HSBC Holdings, um dos maiores bancos do mundo, informou nesta terça-feira (dia 18) que venderá o equivalente a US$ 100 bilhões em ativos e diminuirá sua divisão de investimentos e a sua presença nos Estados Unidos e na Europa. A profunda reestruturação deve eliminar 35 mil empregos no mundo em três anos, o equivalente a 15% do seu quadro atual.

Qual o contexto do anúncio? O banco britânico, que tem lutado para acompanhar o ritmo de rivais mais enxutos e mais concentrados, procura se tornar mais competitivo ao enfrentar o crescimento lento em seus principais mercados. O objetivo com as mudanças será se concentrar em negócios mais rentáveis.

Além disso, a tradicional instituição financeira enfrenta o desafio do Brexit e das taxas de juros mais baixas de bancos centrais.

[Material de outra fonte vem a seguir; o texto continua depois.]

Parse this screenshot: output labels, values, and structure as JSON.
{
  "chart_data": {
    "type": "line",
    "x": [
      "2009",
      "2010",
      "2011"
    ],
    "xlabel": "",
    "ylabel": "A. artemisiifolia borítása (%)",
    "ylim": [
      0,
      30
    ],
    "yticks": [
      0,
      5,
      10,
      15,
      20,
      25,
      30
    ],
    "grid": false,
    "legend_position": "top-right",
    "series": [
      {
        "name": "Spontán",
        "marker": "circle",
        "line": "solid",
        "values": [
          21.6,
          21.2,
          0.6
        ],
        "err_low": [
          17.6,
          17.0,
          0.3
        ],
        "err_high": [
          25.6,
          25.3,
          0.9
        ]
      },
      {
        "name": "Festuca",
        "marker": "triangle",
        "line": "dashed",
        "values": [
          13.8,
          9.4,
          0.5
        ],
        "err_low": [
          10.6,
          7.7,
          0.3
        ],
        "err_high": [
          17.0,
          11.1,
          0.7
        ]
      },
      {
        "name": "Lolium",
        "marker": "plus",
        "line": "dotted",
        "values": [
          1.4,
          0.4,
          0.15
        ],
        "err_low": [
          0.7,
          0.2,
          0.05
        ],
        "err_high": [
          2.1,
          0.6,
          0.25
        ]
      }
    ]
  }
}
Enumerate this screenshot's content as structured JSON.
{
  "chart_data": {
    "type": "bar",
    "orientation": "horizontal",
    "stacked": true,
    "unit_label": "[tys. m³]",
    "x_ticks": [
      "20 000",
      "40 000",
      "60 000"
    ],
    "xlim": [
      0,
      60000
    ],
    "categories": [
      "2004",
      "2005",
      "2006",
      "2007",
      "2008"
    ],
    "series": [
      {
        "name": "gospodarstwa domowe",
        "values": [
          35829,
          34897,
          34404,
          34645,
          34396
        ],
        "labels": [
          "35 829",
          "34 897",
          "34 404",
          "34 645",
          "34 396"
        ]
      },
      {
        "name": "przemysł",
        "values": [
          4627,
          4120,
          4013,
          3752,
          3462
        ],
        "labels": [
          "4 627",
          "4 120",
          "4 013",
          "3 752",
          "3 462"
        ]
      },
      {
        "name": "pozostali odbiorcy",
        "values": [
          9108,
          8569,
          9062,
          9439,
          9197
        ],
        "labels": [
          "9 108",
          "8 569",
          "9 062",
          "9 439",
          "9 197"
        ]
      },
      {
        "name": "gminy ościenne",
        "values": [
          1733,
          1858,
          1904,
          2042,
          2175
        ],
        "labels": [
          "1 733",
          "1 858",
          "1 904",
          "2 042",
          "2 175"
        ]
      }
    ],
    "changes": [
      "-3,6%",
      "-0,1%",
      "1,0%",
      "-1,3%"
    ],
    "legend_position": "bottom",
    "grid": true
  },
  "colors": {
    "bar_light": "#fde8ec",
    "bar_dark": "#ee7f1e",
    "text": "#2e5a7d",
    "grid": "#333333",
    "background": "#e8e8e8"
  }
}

O que mais o banco anunciou? Na mais recente de uma série de reestruturações desde a crise financeira de 2008, o HSBC disse que vai fundir seus negócios de private banking e gestão de patrimônio, cortará as negociações de ações europeias e reduzirá as agências de varejo dos EUA a fim de economizar US$ 4,5 bilhões.

“A totalidade deste programa é que nosso número de funcionários provavelmente passará de 235 mil para perto de 200 mil nos próximos três anos”, disse Noel Quinn, presidente-executivo interino, à Reuters.

Como será a restruturação por mercados? Nos Estados Unidos, onde o banco tem desempenho fraco há anos, o HSBC disse que fechará cerca de um terço de suas 224 agências e vai priorizar apenas clientes internacionais e mais ricos.

Ao fortalecer suas operações de banco de investimento na Ásia e no Oriente Médio, o banco manterá um centro global de banco de investimento em Londres, reduzindo sua presença na Europa nos negócios.

E no Brasil? O banco vendeu sua operação no país para o Bradesco em 2016. Retomou em 2018 os planos para montar uma operação como banco de investimento, atendendo empresas.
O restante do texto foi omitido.